Once Mueller had the emails he had an obligation to protect privileged conversations from investigators. He didn’t.
This brings us to what Mueller did. Andy McCarthy at National Review has a very good take on this. Mueller’s Scorched-Earth Tactics . . . Again.
The main issue here is not whether Mueller had the legal power to request that GSA, the third-party custodian, voluntarily turn over all the PTT records to the special-counsel investigation. It is also not whether GSA had the authority to comply with the request. The real question is why did Mueller choose to proceed in this sneaky manner?
Mueller’s staff could easily have contacted President Trump’s legal team and/or TFA and explained what categories of documents it wanted to examine. In all probability, Trump and TFA lawyers would have conceded that there were documents Mueller was entitled to review, but would have held back a great deal of material as arguably privileged. Then, as in the normal course, if the prosecutor wanted to press the issue, Mueller could have issued a grand-jury subpoena and the two sides could have hashed out their differences, with the intervention of the judge supervising the grand jury — a judge who, as we’ve previously pointed out, seems highly sympathetic to the investigation of Trump’s campaign.

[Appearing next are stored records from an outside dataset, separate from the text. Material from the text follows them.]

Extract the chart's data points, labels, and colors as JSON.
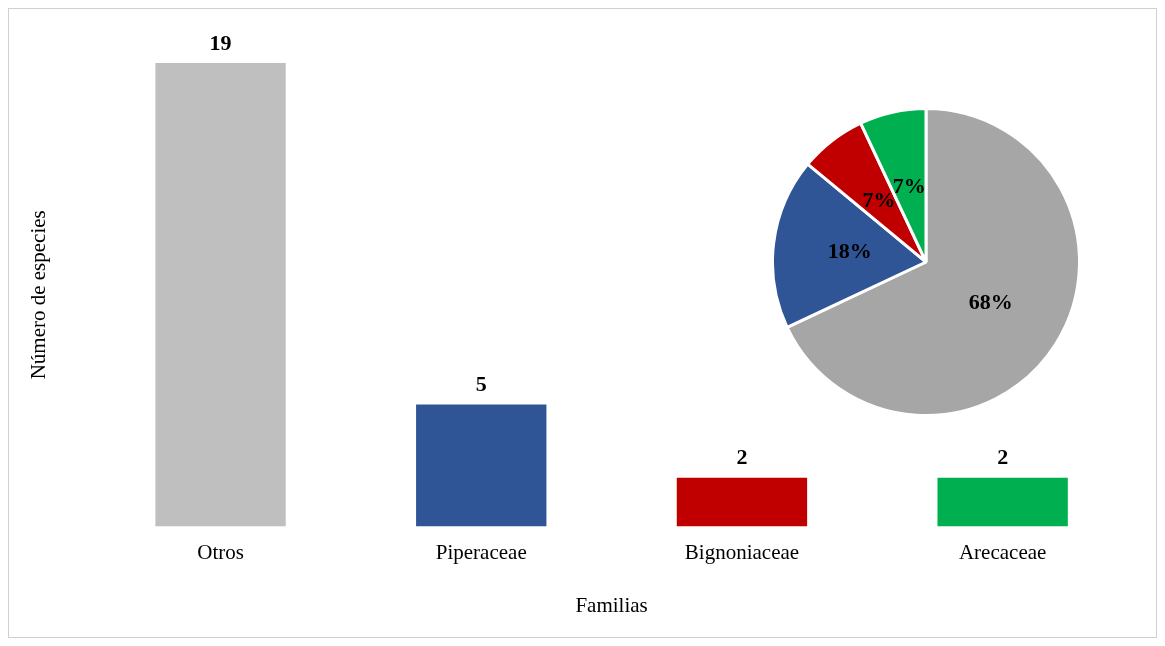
{
  "chart_data": [
    {
      "type": "bar",
      "xlabel": "Familias",
      "ylabel": "Número de especies",
      "categories": [
        "Otros",
        "Piperaceae",
        "Bignoniaceae",
        "Arecaceae"
      ],
      "values": [
        19,
        5,
        2,
        2
      ],
      "colors": [
        "#bfbfbf",
        "#2f5597",
        "#c00000",
        "#00b050"
      ],
      "data_labels": true,
      "grid": false,
      "legend": false
    },
    {
      "type": "pie",
      "categories": [
        null,
        null,
        null,
        null
      ],
      "values": [
        68,
        18,
        7,
        7
      ],
      "colors": [
        "#a6a6a6",
        "#2f5597",
        "#c00000",
        "#00b050"
      ],
      "value_labels": [
        "68%",
        "18%",
        "7%",
        "7%"
      ],
      "legend": false
    }
  ]
}
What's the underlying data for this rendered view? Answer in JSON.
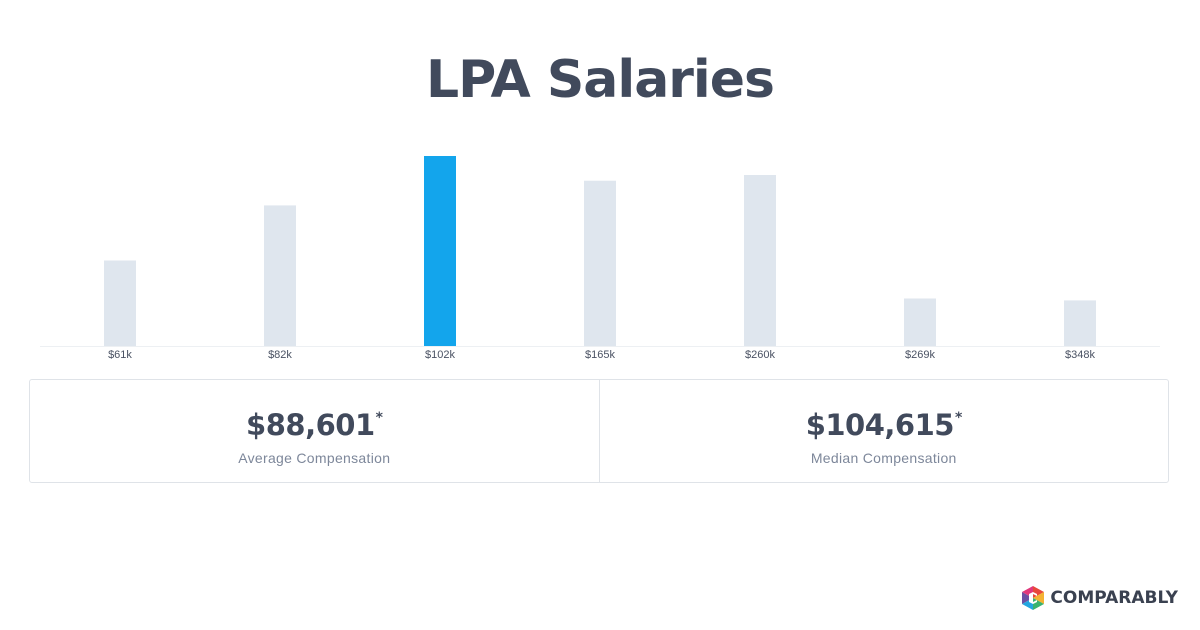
{
  "chart_data": {
    "type": "bar",
    "title": "LPA Salaries",
    "categories": [
      "$61k",
      "$82k",
      "$102k",
      "$165k",
      "$260k",
      "$269k",
      "$348k"
    ],
    "values": [
      45,
      74,
      100,
      87,
      90,
      25,
      24
    ],
    "highlight_index": 2,
    "ylim": [
      0,
      100
    ],
    "xlabel": "",
    "ylabel": "",
    "grid": false,
    "colors": {
      "bar": "#dfe6ee",
      "highlight": "#13a5ec",
      "axis": "#edf0f3",
      "tick_label": "#4a5263"
    }
  },
  "stats": {
    "average": {
      "value": "$88,601",
      "marker": "*",
      "label": "Average Compensation"
    },
    "median": {
      "value": "$104,615",
      "marker": "*",
      "label": "Median Compensation"
    }
  },
  "brand": {
    "name": "COMPARABLY",
    "icon": "comparably-logo-icon"
  }
}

…Yet here again we see Mueller’s team, rather than working out a careful legal arrangement with lawyers for the witnesses to guard against tainting their investigation, using the bully approach — because, they reckon, they can. Consequently, we have a mess where we shouldn’t even have an issue. The Trump camp is now claiming Mueller, in addition to refraining from giving the Trump lawyers a heads-up about the request for transition materials, failed to set up rudimentary guard rails — such as a “taint team” to pre-screen the materials and make certain Mueller’s investigators were walled off from anything privileged that they should not have examined (a lapse that could eventually lead to defense motions to suppress evidence and dismiss charges).
Second, I often think that in their disdain for Trump, Democrats and some members of Mueller’s staff have convinced themselves that this situation is sui generis — i.e., because there’s never been any phenomenon like Trump, there is no need for worry that their aggressive tactics will have any precedential effect on future presidencies or presidential transitions. But they are wrong. The less it appears there is any criminal “there” there, the more this investigation becomes a criminalizing of politics. Why would the kind of solid people you’d like to see in government agree to serve if the price is crushing lawyer’s fees and the stigma of criminal suspicion — based, so far as I can tell, on precious little evidence of crime.
What we’re seeing with Mueller’s actions is an exercise of raw power. He does things for the same reason a dog licks its privates: because it can. He is acting the role of thug and bully because he knows he can’t be fired and that Rod Rosenstein is too weak to rein him in. He’s acting this way because you don’t hire a majority of your staff from the universe of rabid Democrat operatives because you want a fair proceeding.
In the end, this is going to play into Trump’s hands. Right now it is better than even money that Mike Flynn is pardoned. If Flynn is pardoned, Manafort will more likely than not be pardoned also. And Mueller’s thuggery and overreach will have justified that action for a large plurality, if not a majority, of the nation.